METHODS::Since the discovery of dental pulp stem cells, a lot of teams have expressed an interest in dental pulp regeneration. Many approaches, experimental models and biological explorations have been developed, each including the use of stem cells and scaffolds with the final goal being clinical application in humans. In this review, the authors' objective was to compare the experimental models and strategies used for the development of biomaterials for tissue engineering of dental pulp with stem cells. Electronic queries were conducted on PubMed using the following terms: pulp regeneration, scaffold, stem cells, tissue engineering and biomaterial. The extracted data included the following information: the strategy envisaged, the type of stem cells, the experimental models, the exploration or analysis methods, the cytotoxicity or viability or proliferation cellular tests, the tests of scaffold antibacterial properties and take into account the vascularization of the regenerated dental pulp.
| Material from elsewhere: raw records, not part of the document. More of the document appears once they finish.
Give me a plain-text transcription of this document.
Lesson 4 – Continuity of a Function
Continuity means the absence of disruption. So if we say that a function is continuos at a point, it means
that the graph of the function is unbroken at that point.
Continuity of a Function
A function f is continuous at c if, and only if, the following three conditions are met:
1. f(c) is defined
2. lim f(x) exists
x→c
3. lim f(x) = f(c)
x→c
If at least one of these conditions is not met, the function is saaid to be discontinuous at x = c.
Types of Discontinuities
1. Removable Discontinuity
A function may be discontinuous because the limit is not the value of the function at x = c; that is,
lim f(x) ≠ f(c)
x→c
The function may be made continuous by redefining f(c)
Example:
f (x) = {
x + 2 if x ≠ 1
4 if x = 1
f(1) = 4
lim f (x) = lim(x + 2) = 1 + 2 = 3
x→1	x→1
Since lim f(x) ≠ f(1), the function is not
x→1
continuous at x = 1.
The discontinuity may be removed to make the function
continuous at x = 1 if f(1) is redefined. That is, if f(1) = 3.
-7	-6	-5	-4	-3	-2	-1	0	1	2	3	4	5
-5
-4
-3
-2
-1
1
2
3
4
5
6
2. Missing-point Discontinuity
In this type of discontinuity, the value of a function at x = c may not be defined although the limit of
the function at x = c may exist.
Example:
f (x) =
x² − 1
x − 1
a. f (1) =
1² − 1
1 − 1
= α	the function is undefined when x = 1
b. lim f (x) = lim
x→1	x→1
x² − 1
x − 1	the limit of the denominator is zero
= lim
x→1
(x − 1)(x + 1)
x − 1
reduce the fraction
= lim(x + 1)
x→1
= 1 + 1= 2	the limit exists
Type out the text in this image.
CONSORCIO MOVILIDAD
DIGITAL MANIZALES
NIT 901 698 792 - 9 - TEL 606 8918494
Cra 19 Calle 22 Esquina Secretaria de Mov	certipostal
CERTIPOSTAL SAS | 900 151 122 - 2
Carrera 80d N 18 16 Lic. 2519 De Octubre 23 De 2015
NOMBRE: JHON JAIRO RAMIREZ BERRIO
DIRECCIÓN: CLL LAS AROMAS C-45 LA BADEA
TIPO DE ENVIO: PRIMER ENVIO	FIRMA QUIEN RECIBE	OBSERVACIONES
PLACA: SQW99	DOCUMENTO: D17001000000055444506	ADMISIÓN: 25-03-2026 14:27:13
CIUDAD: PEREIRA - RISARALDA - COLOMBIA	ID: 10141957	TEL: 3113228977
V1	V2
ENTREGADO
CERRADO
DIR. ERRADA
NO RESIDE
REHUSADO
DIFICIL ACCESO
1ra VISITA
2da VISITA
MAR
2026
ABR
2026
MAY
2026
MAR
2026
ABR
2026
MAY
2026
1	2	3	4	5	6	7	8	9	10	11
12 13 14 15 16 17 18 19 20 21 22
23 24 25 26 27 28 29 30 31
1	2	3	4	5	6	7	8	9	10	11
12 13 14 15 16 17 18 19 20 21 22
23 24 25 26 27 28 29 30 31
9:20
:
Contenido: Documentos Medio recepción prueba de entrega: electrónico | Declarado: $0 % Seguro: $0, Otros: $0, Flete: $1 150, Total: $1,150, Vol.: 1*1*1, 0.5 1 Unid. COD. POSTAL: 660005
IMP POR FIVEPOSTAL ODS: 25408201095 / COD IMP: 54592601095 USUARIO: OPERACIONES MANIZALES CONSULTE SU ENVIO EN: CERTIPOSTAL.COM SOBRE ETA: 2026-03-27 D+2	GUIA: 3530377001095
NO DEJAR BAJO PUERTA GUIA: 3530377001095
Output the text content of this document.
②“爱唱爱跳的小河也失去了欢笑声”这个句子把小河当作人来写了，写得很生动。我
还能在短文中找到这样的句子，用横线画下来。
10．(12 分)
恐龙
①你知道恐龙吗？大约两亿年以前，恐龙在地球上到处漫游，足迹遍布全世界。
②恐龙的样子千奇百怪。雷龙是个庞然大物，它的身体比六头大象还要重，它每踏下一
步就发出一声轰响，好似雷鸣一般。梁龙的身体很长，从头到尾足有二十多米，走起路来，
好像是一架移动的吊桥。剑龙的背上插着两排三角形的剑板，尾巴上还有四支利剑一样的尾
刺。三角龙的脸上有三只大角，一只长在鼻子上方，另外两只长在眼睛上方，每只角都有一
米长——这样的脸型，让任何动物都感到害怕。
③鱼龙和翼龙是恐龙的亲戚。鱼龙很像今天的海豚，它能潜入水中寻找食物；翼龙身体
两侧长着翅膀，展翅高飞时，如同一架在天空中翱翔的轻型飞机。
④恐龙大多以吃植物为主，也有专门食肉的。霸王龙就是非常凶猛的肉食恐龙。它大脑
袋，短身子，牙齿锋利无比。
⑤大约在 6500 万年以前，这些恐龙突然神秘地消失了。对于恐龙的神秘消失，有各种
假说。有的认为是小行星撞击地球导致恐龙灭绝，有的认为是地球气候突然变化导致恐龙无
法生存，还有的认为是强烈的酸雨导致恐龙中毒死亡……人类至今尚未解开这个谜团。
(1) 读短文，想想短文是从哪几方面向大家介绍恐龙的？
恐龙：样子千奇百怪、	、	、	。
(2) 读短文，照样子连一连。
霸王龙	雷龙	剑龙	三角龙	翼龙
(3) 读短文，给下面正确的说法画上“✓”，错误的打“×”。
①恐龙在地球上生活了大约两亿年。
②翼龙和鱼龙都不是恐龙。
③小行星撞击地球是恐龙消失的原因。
From the 71 selected articles, 59% focused on the "cell-transplantation" strategy, 82% used in vitro experimentation, 58% in vivo animal models and only one described an in vivo in situ human clinical study. 87% used dental pulp stem cells. A majority of the studies reported histology (75%) and immunohistochemistry explorations (66%). 73% mentioned the use of cytotoxicity, proliferation or viability tests. 48% took vascularization into account but only 6% studied the antibacterial properties of the scaffolds. This article gives an overview of the methods used to regenerate dental pulp from stem cells and should help researchers create the best development strategies for research in this field.